I’m not a goddamn idiot.” I cringe as he raps his knuckles against the table.
“She’s so desperate to make extra cash, you’ve made her into a whore!
She turned my apartment into a fucking brothel!
Seven guys went in and out of there yesterday! ”
“That is not what was happening!” I bleat.
He stalks toward me at the front of the room, reaches out his arm, and casually knocks my laptop off the table.
I dive to catch it before it crashes to the carpeted floor.
I land on my ass with the computer in my hands, breathless as I struggle to push an explanation from my lungs.
“I was interviewing them for an article!” I glance blindly from Maya to the board members.
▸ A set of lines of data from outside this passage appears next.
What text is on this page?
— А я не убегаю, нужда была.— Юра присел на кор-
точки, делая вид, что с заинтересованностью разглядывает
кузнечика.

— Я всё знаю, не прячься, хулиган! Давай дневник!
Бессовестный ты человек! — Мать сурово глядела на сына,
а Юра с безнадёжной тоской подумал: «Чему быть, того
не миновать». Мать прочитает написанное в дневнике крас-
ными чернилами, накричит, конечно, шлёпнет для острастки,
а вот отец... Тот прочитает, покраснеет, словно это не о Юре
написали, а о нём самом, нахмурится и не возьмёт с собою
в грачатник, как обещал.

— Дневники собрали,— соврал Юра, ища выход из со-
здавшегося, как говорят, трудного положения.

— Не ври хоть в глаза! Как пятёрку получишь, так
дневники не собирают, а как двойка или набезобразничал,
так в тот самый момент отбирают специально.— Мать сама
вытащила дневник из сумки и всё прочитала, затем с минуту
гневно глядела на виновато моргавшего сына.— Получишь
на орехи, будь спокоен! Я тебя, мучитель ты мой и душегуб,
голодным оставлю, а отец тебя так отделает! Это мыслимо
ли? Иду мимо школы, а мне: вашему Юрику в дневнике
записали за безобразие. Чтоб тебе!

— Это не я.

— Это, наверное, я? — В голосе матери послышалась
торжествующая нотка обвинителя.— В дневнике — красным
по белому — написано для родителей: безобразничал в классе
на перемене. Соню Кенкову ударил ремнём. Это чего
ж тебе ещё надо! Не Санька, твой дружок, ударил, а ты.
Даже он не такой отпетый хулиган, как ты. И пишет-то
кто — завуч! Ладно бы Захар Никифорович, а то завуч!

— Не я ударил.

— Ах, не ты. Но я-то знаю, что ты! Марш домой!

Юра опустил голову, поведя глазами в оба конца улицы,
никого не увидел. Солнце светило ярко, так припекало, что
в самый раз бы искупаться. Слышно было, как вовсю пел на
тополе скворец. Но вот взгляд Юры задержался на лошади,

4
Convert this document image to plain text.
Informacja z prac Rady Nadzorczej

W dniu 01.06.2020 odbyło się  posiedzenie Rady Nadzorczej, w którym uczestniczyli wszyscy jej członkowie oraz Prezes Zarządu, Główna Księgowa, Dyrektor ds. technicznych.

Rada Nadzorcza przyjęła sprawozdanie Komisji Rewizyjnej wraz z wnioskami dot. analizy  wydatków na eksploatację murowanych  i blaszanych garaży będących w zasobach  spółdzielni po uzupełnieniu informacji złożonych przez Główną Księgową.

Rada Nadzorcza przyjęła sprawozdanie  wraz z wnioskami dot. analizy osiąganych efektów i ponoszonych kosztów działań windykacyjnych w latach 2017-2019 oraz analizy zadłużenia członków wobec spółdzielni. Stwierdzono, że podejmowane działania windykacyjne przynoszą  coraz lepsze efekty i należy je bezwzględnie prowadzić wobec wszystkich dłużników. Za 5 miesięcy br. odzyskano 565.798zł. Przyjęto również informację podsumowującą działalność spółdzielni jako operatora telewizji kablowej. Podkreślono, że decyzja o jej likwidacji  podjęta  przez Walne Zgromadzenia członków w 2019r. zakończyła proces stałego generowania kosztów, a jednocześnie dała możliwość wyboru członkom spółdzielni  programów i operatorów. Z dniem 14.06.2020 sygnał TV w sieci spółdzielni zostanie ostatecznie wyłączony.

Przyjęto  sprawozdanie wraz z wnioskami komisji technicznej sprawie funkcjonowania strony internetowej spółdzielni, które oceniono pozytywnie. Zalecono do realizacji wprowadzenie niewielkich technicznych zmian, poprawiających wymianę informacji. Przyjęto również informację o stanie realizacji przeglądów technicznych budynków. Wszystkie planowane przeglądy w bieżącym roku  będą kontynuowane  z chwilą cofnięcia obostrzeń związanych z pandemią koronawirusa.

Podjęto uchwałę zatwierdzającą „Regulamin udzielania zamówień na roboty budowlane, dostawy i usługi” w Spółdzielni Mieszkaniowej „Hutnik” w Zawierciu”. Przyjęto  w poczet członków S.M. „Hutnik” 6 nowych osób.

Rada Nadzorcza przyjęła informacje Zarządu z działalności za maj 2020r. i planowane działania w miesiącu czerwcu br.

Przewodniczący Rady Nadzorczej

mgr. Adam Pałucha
“I’m so sorry! I have to reschedule our meeting, please excuse me.
” I fold the laptop, grab my phone, dart for the door, and burst into the main area of the office.
I’m thirty, and I’m being chased from my conference room.
“How does it feel, Rikki?” my dad says loudly.
Fear plinks through me as I slow to a stop in the no-man’s-land, among the cubicles at the center of the floor.
“To have someone try to break your expensive things?”
I spin to face him as tears spill their way down my cheeks. He’s standing in the conference-room doorframe. “Dad. This is my place of work. You just derailed a meeting I’ve been preparing for since July.”
His jaw doesn’t unclench.
“Don’t think I didn’t hear about your little text to Enora too,” he snarls. “You’ve more than overstepped.”
I glance around at my coworkers in the cubicles. Every head is turned in our direction. Some people are gathered in the doorways of their offices.
All of them are frozen. Unmoving. Unsure. Like I’m a show to observe. I glance over at Ted, who’s looking on, aghast and still, in his own doorway.
No one’s coming to help me.
I watch my father’s fingers stretch and curl in on themselves at his sides. “Rikki, I’m gonna need that key to my apartment.”
I’m ten feet from my office.
“Security has been called,” someone says.